While art is something that has always been important to Michael Craig, he never pursued the passion full time. Since he took his first workshop about 15 years ago, the Madill, Oklahoma, resident has been the recipient of many placing ribbons at area art shows and competitions.


In 2018, Craig received the people’s choice award at the Shauney P. Lucas Community Art Show in Whitesboro. This year he is the featured artist at the free show to be held on March 22-24 at the Jimmie O. Rector Community Center in Whitesboro.


“I have been doing drawing all my life,” he said. “I used to draw cartoons a lot when I was young, but I would say maybe 15 years ago, I began getting more serious about it and started taking more classes and started to sell a little art work here and there.”


While Craig has only created a few dozen paintings in the last 15 years, he’s always working on more. He says he is constantly thinking about his next work. While he is working on a single painting, he can have as many as six more that he is working through logistically in his mind.


“Motivation is never a problem because I just enjoy it,” Craig said. “I consider it a gift and I want to use that gift the best I can. It is all about a matter of finding time from my regular job where I can a) take classes and b) keep creating art work.”


Craig retired from the military several years ago, but in his time as an aviator for the U.S. Air Force, Craig said he saw many scenes and often uses landscape as the subject of his drawings and paintings.


“I like to use my view of the world in my art,” he said. “When I do portraits, I really do like doing sort of diverse ethnic groups and sort of showing what other cultures look like in terms of their look and dress and lifestyle.”


Though there was never a time when he was not creating, Craig’s only regret is that he waited too long to start taking classes and participating in workshops with other artists. He said at the time, he really took pride in being self taught and then he realized there were opportunities for growth that he was not taking advantage of.


“I liked the idea, but when I started taking classes is when I really started improving,” he said. “I have taken a lot of weekend workshops from experienced artists. I like the two-three day workshops. When I lived in Colorado Springs, before we moved to this area, I took classes from a man named Dan Schultz, who was an artist there that taught. His classes were some of the better ones that I took.”


And, being in those classes taught Craig a lesson that he still lives by today.

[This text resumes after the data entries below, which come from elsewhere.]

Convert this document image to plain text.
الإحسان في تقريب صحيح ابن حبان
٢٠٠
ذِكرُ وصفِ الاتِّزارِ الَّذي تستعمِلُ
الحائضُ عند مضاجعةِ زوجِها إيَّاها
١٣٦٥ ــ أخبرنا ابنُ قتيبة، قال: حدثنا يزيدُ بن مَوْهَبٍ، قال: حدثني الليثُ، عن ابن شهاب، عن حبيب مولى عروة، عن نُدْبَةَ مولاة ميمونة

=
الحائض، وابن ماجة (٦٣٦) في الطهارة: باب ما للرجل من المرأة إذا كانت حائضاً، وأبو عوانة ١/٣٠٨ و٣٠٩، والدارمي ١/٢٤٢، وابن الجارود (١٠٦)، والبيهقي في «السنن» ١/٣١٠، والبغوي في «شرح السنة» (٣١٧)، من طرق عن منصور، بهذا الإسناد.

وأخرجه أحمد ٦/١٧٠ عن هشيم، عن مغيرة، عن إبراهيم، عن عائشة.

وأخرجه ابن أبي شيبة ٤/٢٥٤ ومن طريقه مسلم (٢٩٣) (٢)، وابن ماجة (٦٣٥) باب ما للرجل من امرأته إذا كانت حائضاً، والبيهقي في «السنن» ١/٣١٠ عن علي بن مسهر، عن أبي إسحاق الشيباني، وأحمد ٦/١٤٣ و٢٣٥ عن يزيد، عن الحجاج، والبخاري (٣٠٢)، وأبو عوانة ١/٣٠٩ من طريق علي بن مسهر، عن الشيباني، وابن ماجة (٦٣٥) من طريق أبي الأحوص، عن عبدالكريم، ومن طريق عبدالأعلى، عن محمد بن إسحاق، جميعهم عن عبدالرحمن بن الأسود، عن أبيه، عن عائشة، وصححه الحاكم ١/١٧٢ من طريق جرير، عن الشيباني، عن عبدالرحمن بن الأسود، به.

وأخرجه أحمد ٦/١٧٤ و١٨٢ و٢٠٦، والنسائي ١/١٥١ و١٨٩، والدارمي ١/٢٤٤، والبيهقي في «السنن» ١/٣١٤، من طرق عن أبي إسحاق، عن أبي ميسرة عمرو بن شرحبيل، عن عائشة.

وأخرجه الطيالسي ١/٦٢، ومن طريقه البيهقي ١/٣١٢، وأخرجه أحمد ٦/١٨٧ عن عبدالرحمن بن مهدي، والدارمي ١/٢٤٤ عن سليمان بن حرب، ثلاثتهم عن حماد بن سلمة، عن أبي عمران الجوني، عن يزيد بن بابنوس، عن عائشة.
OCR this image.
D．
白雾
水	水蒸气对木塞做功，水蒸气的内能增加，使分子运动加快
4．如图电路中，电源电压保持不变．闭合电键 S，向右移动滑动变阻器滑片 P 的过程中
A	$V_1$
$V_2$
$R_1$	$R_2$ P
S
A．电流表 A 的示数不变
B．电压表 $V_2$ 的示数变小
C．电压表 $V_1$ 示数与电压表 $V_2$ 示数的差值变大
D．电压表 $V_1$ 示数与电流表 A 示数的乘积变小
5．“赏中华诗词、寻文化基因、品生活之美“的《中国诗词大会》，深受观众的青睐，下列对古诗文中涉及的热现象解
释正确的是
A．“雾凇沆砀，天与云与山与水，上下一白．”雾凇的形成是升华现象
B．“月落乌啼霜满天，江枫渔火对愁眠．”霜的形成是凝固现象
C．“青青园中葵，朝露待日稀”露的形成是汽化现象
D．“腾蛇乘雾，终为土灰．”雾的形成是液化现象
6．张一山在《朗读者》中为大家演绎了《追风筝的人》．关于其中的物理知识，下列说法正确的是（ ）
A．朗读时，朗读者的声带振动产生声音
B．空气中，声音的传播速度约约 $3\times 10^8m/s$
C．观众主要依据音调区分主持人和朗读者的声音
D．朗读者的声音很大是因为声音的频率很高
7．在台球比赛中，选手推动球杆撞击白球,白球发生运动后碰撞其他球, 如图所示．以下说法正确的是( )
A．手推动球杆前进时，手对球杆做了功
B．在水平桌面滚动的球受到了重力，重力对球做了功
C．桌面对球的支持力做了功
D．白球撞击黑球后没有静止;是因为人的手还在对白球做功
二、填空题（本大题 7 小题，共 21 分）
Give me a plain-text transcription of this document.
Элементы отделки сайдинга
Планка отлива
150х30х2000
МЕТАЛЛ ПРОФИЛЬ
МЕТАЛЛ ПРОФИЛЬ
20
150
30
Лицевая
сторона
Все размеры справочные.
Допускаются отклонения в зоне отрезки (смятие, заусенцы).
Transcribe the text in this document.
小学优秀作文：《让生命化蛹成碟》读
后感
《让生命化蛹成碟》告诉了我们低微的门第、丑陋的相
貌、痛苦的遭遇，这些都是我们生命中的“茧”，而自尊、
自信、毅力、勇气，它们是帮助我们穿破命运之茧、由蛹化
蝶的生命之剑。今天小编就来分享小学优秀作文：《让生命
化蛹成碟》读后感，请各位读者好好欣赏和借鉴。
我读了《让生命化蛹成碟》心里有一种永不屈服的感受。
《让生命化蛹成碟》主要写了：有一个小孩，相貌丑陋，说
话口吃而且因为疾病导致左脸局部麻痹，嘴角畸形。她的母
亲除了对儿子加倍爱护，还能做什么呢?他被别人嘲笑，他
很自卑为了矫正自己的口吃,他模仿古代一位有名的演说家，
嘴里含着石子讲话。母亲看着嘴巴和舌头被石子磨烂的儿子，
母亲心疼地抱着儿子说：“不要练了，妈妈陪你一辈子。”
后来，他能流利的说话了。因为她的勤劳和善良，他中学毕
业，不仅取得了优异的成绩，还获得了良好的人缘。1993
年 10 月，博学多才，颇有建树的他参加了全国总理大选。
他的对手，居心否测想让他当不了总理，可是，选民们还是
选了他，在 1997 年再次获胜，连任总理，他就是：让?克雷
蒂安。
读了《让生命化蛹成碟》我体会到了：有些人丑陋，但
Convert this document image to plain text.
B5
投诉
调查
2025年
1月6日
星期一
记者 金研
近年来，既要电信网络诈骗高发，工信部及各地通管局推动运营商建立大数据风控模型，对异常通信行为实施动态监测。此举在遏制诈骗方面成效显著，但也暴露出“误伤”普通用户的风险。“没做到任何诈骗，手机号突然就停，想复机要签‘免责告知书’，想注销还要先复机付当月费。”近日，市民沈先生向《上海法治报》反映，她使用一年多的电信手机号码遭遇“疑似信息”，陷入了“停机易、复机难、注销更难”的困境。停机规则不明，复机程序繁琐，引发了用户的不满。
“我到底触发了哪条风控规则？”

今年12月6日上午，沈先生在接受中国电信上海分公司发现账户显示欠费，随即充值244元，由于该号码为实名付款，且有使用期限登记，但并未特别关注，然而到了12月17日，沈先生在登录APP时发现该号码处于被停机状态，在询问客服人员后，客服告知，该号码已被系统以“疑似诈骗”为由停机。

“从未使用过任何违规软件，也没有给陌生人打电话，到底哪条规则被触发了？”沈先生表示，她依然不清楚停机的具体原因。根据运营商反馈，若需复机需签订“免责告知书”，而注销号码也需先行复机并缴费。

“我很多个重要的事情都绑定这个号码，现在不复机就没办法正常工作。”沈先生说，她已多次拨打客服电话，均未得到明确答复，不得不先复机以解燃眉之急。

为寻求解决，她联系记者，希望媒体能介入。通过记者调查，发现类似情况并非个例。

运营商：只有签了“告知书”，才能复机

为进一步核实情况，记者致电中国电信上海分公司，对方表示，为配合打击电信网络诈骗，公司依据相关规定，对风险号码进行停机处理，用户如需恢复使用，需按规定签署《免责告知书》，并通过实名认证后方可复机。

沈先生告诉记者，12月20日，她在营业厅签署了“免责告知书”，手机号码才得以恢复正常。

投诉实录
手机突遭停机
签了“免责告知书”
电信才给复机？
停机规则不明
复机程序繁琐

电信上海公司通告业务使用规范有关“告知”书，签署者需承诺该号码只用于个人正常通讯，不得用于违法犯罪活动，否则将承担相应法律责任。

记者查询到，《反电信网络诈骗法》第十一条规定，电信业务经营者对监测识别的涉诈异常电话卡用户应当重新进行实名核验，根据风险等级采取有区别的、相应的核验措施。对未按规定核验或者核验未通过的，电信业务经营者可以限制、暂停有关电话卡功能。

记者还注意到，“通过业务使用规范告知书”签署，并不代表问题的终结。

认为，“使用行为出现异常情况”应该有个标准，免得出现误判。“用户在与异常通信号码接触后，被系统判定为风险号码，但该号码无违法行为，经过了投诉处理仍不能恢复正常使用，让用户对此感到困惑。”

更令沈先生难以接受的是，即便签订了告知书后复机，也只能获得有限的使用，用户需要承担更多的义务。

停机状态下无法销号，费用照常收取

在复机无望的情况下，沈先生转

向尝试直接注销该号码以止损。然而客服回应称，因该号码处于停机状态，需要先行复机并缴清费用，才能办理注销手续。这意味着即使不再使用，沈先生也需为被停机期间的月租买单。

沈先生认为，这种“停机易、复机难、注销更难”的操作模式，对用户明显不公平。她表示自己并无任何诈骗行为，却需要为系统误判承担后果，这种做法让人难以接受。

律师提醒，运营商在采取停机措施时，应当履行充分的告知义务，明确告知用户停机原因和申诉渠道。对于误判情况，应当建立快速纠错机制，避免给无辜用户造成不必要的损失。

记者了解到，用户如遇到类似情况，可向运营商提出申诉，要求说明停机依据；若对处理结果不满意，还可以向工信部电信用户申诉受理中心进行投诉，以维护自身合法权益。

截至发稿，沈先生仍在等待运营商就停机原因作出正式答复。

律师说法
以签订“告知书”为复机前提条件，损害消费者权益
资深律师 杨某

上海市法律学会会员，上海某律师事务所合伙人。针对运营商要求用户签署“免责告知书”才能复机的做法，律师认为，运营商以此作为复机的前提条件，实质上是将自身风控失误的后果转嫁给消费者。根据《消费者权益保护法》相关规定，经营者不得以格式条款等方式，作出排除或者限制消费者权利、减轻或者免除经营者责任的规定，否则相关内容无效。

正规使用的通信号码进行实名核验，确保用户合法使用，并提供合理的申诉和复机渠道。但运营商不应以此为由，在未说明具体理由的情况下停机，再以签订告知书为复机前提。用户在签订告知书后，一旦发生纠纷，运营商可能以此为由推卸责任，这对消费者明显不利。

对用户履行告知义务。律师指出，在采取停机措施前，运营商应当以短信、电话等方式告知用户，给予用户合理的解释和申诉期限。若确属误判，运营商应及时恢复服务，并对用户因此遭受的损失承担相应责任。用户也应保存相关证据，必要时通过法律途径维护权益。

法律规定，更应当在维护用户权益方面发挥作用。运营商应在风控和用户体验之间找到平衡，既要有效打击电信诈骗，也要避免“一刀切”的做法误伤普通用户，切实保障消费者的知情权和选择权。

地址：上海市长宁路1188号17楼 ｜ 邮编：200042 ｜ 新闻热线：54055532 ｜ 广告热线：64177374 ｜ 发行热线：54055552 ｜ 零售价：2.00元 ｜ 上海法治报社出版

“Anytime you get to hang out with other artists, it is a good experience, from the learning perspective as well as from the social perspective,” he said. “I belong to the Madill Art Club in Madill, Oklahoma, which is where I work my real job. More recently, I have joined the Gainesville art group. I like to participate in local shows and visit with local artists and seeing what other artists are doing. I have also taught a few classes with the art club in Oklahoma.”


Most of Craig’s pieces are 16 inches by 20 inches or larger. He said he prefers that size to the smaller canvases.


“I have been in the Sherman Art Festival twice,” he said. “I have been in the Magnolia Festival in Durant a couple of times. There is one at Southeastern Oklahoma State University that I have been in a couple of times. I have been in a lot of local art shows in this area, as well as in Colorado. I have won several blue ribbons, as well as first second and third place (ones). I won a people’s choice at the Madill show a couple of years.”


Craig said he believes natural ability can only take an artist so far.


“There are so many little things that people who have been well trained and have lots and lots of experience can teach you shortcuts that can get you places fast,” he said. “But, I think it was a faster trajectory or a faster way to get better. You never stop learning. I am always reading about it and trying to find ways to get better. I am always looking for other people who can teach me more.”


The two things Craig has learned that he values the most right now include how to use negative space and how to make elements within his paintings look more realistic.


“Creating a good value structure of lights to darks and darks to lights and having a good sound structure in your paintings was an important thing for me to learn,” he said. “I also have learned a lot about mixing paints to get the kind of thing that I want. It is about putting depth into the paintings.”


As someone that begins with the end in mind, Craig said he will always run out of time before he runs out of ideas.


“I always have a vision or what I want to do,” he said. “I even have four, five or six paintings floating around in my head. Motivation is never the problem. Finding time is the problem. I have always known what my next two or three paintings will be.”


And for young artists, Craig said the key is to get around other artists early and never stop learning.


“I would encourage young artists to participate in local art shows and local clubs,” he said. “The internet is not a great way to start. Maybe once you have a following and people have seen your art in person, they may buy something from a website. But, in my experience, the best way to get your work out there has been to get around people and let them see it up close. They want to see what it looks like hanging on the wall. A picture does not do it justice.”